Reduce the number of emails in your holiday marketing campaigns for customers who want to receive emails from your brand.

Since the average person receives many emails a day, you can make yours more impactful by reducing how many emails you send customers. Crafting more impactful emails that show up less frequently is a better way of standing out from the noise. 

The key to standing out of the noise isn’t more emails. 

It’s impactful and quality emails that customers respond to. For example, if your Mother’s Day email campaigns have 10 emails total for one audience segment, whittling that down to 4 solid emails is being both empathetic and business savvy.

How?

You’re crafting quality emails that will reduce the noise and mental load your customers are subject to. Your customers will receive fewer emails from your company. And the ones they do receive will resonate better since you spent more time on crafting and perfecting them.

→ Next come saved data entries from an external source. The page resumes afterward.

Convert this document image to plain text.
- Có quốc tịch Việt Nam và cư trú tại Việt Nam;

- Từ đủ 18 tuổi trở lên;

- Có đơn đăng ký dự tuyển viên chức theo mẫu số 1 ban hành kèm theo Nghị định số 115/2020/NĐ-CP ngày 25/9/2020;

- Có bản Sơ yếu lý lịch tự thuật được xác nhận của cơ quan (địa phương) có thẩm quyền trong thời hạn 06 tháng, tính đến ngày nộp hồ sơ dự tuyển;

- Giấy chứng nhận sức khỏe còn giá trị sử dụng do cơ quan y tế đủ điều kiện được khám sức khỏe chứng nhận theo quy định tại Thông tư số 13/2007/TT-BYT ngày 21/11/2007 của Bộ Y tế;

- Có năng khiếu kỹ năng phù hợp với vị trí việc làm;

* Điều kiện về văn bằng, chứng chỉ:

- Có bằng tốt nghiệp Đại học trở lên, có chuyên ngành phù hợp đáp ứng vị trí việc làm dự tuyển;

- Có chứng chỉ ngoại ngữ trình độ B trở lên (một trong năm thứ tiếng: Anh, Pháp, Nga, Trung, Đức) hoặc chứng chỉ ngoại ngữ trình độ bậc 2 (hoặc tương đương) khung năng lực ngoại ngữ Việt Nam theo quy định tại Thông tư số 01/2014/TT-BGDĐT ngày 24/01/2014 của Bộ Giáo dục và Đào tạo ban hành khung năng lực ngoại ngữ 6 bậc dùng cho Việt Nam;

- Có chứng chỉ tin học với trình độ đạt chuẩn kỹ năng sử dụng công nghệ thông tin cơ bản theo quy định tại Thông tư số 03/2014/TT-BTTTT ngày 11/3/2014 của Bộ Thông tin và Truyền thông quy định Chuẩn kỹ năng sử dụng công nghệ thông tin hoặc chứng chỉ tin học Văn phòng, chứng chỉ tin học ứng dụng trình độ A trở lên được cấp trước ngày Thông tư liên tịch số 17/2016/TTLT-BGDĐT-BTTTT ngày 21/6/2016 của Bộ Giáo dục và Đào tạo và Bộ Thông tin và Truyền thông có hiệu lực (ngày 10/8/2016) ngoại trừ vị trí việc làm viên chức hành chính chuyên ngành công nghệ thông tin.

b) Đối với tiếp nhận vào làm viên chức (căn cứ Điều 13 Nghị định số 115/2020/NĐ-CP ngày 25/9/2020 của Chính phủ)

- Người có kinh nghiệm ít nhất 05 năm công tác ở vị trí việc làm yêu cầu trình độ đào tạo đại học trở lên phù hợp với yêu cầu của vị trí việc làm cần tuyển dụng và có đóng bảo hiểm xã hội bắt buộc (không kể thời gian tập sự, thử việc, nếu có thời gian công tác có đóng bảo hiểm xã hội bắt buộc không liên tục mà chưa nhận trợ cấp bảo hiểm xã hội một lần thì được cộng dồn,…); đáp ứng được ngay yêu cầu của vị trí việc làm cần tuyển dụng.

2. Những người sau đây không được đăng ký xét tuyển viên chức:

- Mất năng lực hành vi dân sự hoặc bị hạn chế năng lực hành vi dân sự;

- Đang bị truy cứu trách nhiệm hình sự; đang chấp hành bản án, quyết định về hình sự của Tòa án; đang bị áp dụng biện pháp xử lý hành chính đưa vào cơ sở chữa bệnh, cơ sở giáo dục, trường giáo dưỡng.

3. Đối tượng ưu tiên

This has the added advantage of preventing a mass unsubscribe event. According to Emarketer, 54% of customers who unsubscribed from newsletters said the emails were too frequent. Another 47% decided to unsubscribe because they received too many emails and decided to clean up their inbox.

Taking an empathetic approach to your holiday email marketing will focus your marketing efforts on receptive customers and prevent customers unsubscribing en-masse.

Conclusion

The global pandemic has created a shift in holiday email marketing. Customers expect more empathy from companies they patronize. 

Adding strategies that show empathy to customers shows your company cares, whilst focusing your email marketing efforts where it counts. 

And unlike other strategies that involve reworking your whole process, adding a little empathy can come in the form of a single email and reduced emails in your holiday email campaigns.